Patient participation in clinical trials is at an all time low in this country – for a variety of reasons. Yet, this is the lifeline for new research, no progress is possible without well conducted and credible clinical trials. I have always felt the patients who participate in clinical trials are true heroes and people who walk in their shoes years later owe them a debt of gratitude. Win, draw or lose, now Harvey too joins the ranks of patient pioneers. Whether he gets that most coveted cure of his CLL or not, by the very process of participating in this clinical trial and bringing attention to the technology by virtue of maintaining this journal, in my book he is already a winner and a champion. Way to go Harvey!
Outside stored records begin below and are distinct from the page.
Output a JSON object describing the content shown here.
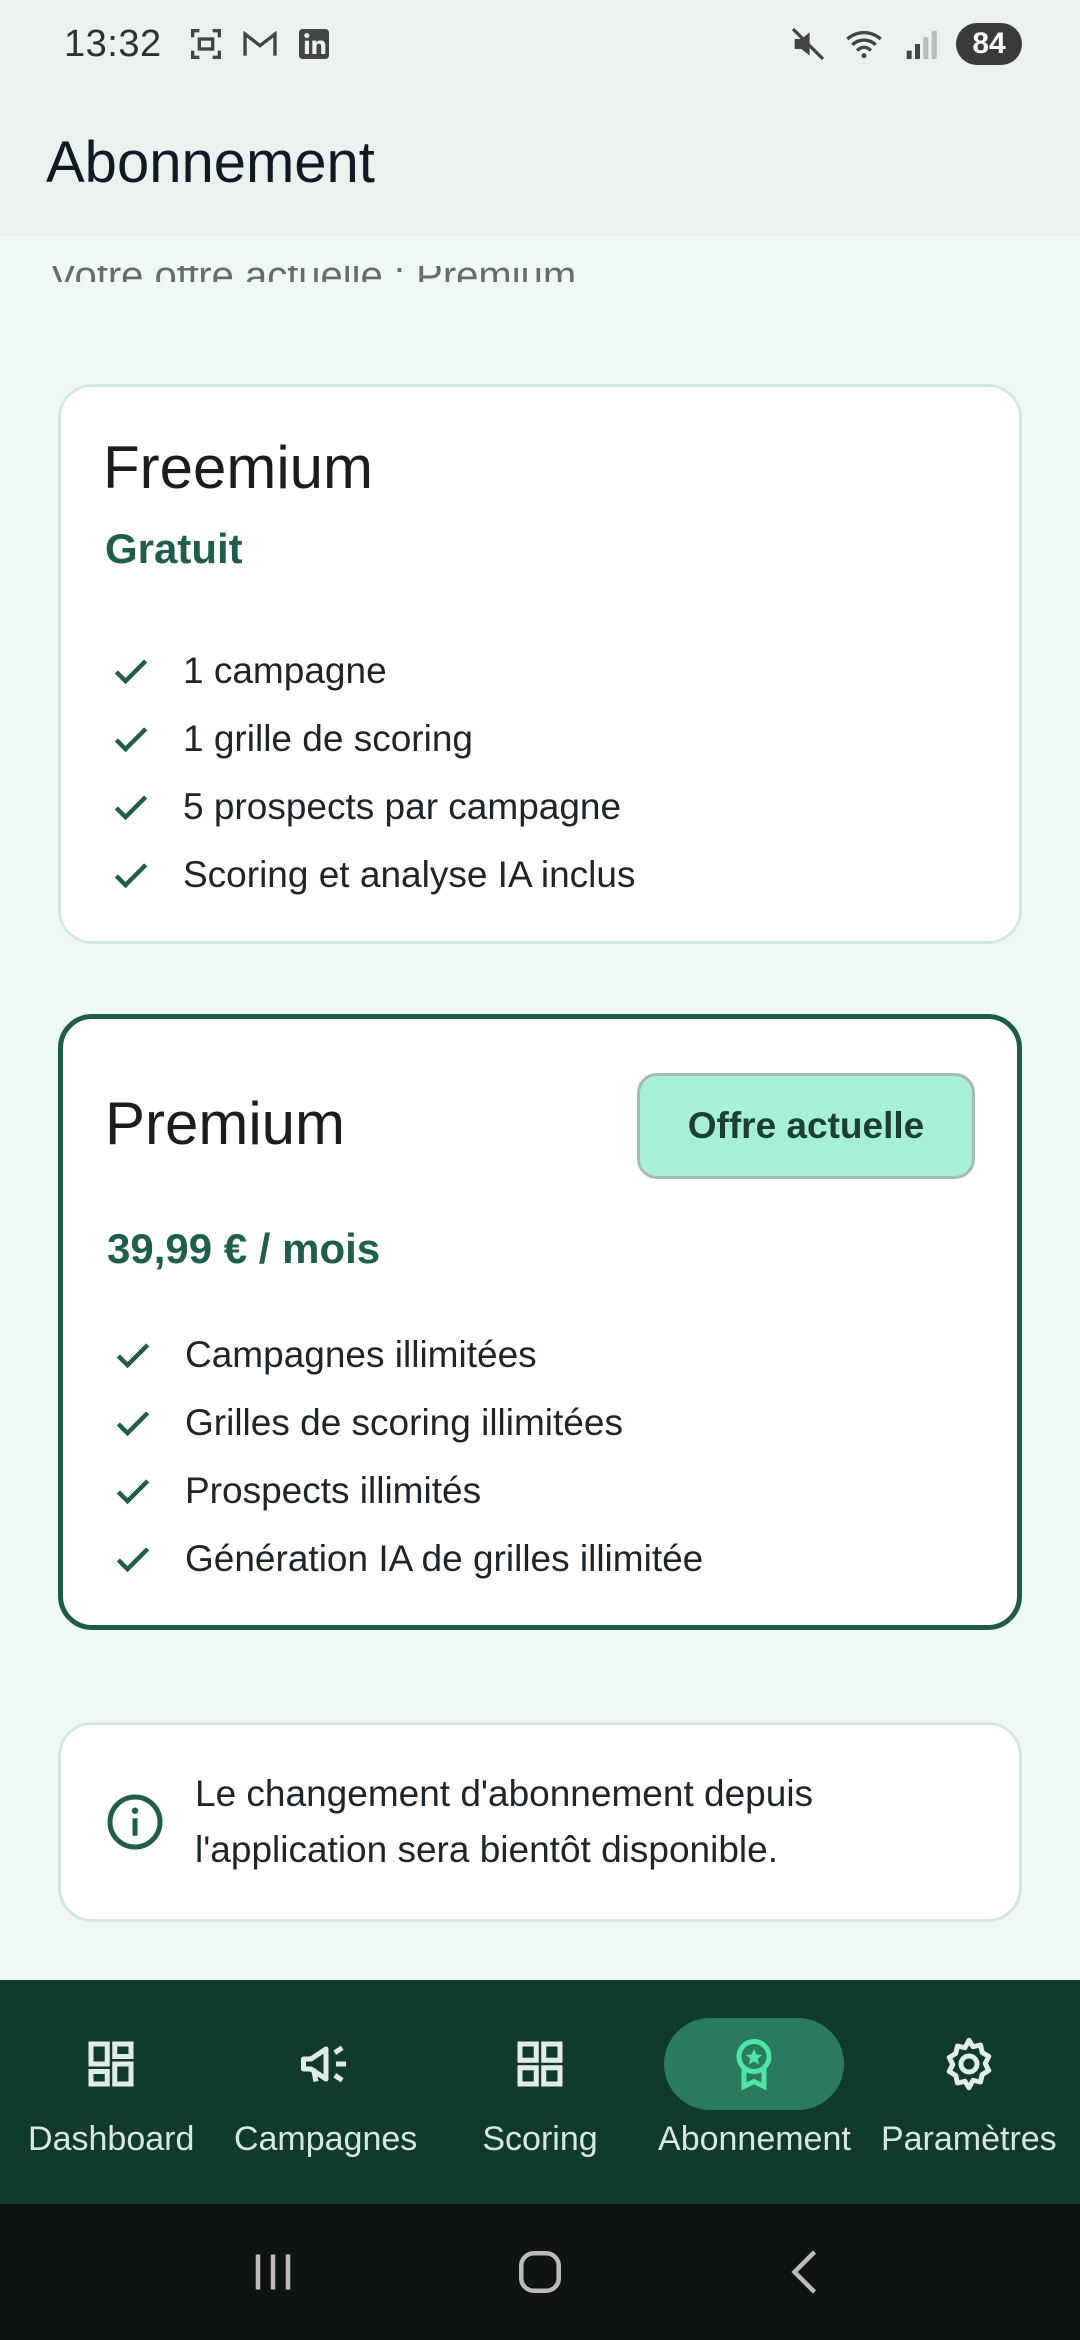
{
  "status_bar": {
    "time": "13:32",
    "battery": "84",
    "left_icons": [
      "screenshot-icon",
      "gmail-icon",
      "linkedin-icon"
    ],
    "right_icons": [
      "mute-icon",
      "wifi-icon",
      "signal-icon"
    ]
  },
  "app_bar": {
    "title": "Abonnement"
  },
  "content": {
    "clipped_text": "Votre offre actuelle : Premium",
    "freemium": {
      "name": "Freemium",
      "price": "Gratuit",
      "features": [
        "1 campagne",
        "1 grille de scoring",
        "5 prospects par campagne",
        "Scoring et analyse IA inclus"
      ]
    },
    "premium": {
      "name": "Premium",
      "badge": "Offre actuelle",
      "price": "39,99 € / mois",
      "features": [
        "Campagnes illimitées",
        "Grilles de scoring illimitées",
        "Prospects illimités",
        "Génération IA de grilles illimitée"
      ]
    },
    "info": {
      "text": "Le changement d'abonnement depuis l'application sera bientôt disponible."
    }
  },
  "bottom_nav": {
    "items": [
      {
        "label": "Dashboard",
        "icon": "dashboard-icon",
        "active": false
      },
      {
        "label": "Campagnes",
        "icon": "megaphone-icon",
        "active": false
      },
      {
        "label": "Scoring",
        "icon": "grid-icon",
        "active": false
      },
      {
        "label": "Abonnement",
        "icon": "award-icon",
        "active": true
      },
      {
        "label": "Paramètres",
        "icon": "gear-icon",
        "active": false
      }
    ]
  },
  "colors": {
    "accent": "#1f5e4a",
    "badge_bg": "#a5f0d6",
    "nav_bg": "#103a2e",
    "nav_active_bg": "#2a7a5e",
    "page_bg": "#eef9f4"
  }
}
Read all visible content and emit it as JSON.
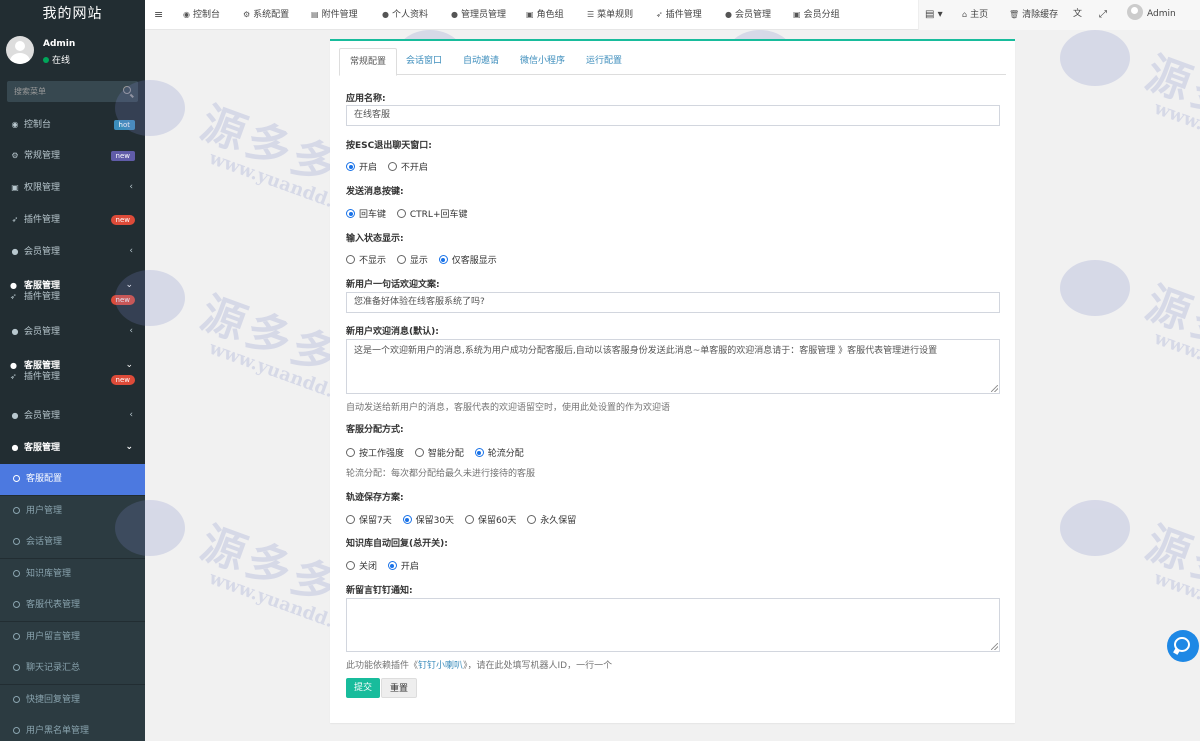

Next week Harvey will go through every blood test known to man, bone marrow biopsy, CT scan, chest X-ray, lung function test, cardiac tests, general fitness tests (“Karnofsky performance” test), and consultations with transplant researchers, nurse practitioners, social workers, psychiatrists, housing counselors, and others that I have forgotten to mention. The idea is to have a complete picture of his physical status prior to kickoff. I have little doubt he will ace all the physical performance tests, since he just got back from a strenuous 6 mile mountain hike that whupped the angst out of his frisky dog EGCG. It will be interesting to see what the CT scan has to say on the status of hidden lymph nodes deep within his abdomen. I am keeping my fingers crossed none of them will be bigger than 2-3 cm – a big change from ‘larger than 5 cm’ bulky nodes he had before starting Humax-CD20 + fludarabine followed by Revlimid therapy. There is a definite correlation between bulky disease just before transplant and risk of relapse after, and I really don’t want Harvey to be at the short end of the stick on that count.